“Validation of the Individual and Community Empowerment Inventory: A Measure of Rap Music Engagement among First-Year College Students” by Bowman and Travis speaks to the emerging identity and community trends apparent in my literature review on music engagement. In a previous 2011 study, the authors developed a useful tool called the Individual and Community Empowerment (ICE) inventory. The ICE inventory originally consisted of three subscales: individual empowerment, community empowerment, and individual risk (Bowman & Travis, 2015, p. 99). There were two studies within the 2015 study. For the purposes of my literature review, I will focus on what the authors call “Study No. 1: Original Scale Validation,” (Bowman & Travis, 2015, p. 99).
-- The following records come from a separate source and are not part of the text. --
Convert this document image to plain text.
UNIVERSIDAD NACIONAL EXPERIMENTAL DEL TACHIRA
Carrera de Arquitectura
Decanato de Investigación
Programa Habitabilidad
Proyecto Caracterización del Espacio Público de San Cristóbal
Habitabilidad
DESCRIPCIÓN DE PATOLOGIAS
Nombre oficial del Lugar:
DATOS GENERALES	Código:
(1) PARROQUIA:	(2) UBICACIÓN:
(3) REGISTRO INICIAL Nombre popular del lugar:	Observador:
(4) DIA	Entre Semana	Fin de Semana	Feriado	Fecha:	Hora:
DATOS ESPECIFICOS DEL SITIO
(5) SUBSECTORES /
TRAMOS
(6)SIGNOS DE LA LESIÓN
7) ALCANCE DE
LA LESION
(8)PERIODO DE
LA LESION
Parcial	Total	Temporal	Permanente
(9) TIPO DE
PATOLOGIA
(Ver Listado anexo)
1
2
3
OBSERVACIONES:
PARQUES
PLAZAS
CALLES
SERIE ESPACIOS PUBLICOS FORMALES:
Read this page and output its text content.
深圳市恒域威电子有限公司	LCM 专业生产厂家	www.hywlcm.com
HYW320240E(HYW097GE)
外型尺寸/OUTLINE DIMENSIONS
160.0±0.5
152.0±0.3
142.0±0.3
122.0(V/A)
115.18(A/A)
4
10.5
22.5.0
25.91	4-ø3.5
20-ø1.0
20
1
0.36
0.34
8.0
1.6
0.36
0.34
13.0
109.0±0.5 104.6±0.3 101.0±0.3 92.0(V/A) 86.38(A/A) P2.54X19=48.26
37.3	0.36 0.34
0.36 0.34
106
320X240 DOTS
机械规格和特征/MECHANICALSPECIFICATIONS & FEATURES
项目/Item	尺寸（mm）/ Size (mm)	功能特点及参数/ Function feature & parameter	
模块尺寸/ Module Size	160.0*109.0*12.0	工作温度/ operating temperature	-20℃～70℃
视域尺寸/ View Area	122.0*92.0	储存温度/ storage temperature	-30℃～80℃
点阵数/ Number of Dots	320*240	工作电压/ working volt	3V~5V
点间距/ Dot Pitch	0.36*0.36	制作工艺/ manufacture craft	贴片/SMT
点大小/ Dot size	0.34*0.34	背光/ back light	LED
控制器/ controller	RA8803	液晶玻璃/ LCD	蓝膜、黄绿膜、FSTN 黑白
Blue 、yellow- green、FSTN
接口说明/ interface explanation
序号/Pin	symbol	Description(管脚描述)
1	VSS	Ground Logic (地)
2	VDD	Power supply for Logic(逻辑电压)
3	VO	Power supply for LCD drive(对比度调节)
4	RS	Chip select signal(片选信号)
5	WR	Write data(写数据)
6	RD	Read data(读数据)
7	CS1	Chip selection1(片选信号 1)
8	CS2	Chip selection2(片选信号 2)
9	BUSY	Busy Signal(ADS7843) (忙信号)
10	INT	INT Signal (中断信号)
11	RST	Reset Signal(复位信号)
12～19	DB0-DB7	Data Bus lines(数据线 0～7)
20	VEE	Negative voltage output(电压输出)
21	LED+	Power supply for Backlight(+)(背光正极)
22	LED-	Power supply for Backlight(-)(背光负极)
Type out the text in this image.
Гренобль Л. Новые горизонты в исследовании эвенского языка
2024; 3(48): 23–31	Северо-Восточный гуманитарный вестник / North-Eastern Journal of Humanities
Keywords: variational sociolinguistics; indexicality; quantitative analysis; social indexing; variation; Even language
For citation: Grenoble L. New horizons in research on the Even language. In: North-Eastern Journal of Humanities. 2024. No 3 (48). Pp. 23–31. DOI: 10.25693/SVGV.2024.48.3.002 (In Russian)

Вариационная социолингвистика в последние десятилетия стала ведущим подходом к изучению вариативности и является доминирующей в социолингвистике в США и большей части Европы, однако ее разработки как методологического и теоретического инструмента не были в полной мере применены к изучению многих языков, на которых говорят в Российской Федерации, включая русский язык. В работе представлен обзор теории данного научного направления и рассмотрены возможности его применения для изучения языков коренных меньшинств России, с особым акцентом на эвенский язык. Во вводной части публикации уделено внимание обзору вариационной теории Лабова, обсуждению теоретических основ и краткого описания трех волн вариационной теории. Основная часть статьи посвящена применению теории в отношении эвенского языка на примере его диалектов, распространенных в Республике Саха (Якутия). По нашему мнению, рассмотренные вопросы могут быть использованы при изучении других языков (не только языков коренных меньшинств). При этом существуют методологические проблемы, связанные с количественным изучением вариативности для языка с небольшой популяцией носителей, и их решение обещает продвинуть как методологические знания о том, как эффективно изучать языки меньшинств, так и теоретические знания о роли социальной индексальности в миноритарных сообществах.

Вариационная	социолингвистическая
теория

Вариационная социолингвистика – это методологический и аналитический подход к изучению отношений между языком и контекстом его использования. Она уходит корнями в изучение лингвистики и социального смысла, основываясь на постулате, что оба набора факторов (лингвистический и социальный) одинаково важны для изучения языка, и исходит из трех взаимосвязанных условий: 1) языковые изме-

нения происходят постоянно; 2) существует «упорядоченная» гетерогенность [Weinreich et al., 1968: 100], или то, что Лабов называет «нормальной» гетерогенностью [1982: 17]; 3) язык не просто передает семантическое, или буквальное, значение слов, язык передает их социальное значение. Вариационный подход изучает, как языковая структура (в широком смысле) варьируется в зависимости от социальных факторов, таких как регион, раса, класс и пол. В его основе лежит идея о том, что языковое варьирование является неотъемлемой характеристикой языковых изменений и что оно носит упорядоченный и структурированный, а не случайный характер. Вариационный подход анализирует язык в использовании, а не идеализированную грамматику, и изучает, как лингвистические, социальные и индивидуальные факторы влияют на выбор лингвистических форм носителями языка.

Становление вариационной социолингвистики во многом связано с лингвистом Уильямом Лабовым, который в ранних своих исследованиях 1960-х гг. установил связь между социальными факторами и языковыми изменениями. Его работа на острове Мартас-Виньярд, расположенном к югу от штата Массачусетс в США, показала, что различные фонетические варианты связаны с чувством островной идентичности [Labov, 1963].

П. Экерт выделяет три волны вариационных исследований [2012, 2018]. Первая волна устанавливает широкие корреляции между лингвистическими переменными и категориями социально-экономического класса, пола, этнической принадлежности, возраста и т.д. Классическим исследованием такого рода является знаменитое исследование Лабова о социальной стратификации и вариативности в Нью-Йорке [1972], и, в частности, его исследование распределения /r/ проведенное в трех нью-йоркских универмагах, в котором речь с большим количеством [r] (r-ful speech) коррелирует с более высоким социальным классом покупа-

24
In this validation study, Bowman and Travis replicated the original ICE inventory study of 531 participants in order to replicate the reliability scores of the original sample and tool usage of 2011 (2015, p. 99).
In conducting a second study to test the validity and effectiveness of the ICE inventory, Bowman and Travis found, “the instrument’s utility were replicated, but results were divergent from original research on certain demographic trends with respect to gender, age, and ace/ethnicity (2015, p. 90). My study does not take into account demographics, but rather explores music engagement from a broader lens. From this lens, Bowman and Travis’s (2015) results demonstrated that rap music impacted individual empowerment (31.8) the most, followed by individual risk (16.6), and lastly by community empowerment (15.5) (p. 99). Rap seemed to have the biggest impact on individual empowerment.
Results offered valuable insights about individual empowerment and risky behavior. More than half the participants felt rap music helped them make it through tough times (Bowman & Travis, 2015, p. 104). Even if rap empowered a person, it did not prevent risky behavior such as doing drugs, committing crimes, and having sex. Results showed that rap music engagement can be simultaneously empowering and risky (Bowman & Travis, 2015, p. 104). Concluding that the ICE inventory opens up possibilities of empowerment and health, amidst risky behaviors.
Limitations included three items: limited participant pool, inability to measure behavioral outcomes, and unclear intent of musical engagement with rap. In my study on music engagement in a spiritual center, I can identify with a limited participant pool and unclear intent of musical engagement. These are good points to note in my literature review.
References
Travis, R., & Bowman, S. (2015). Validation of the Individual and Community Empowerment Inventory: A Measure of Rap Music Engagement among First-Year College Students. Journal of Human Behavior in the Social Environment, 25(2), 90-108.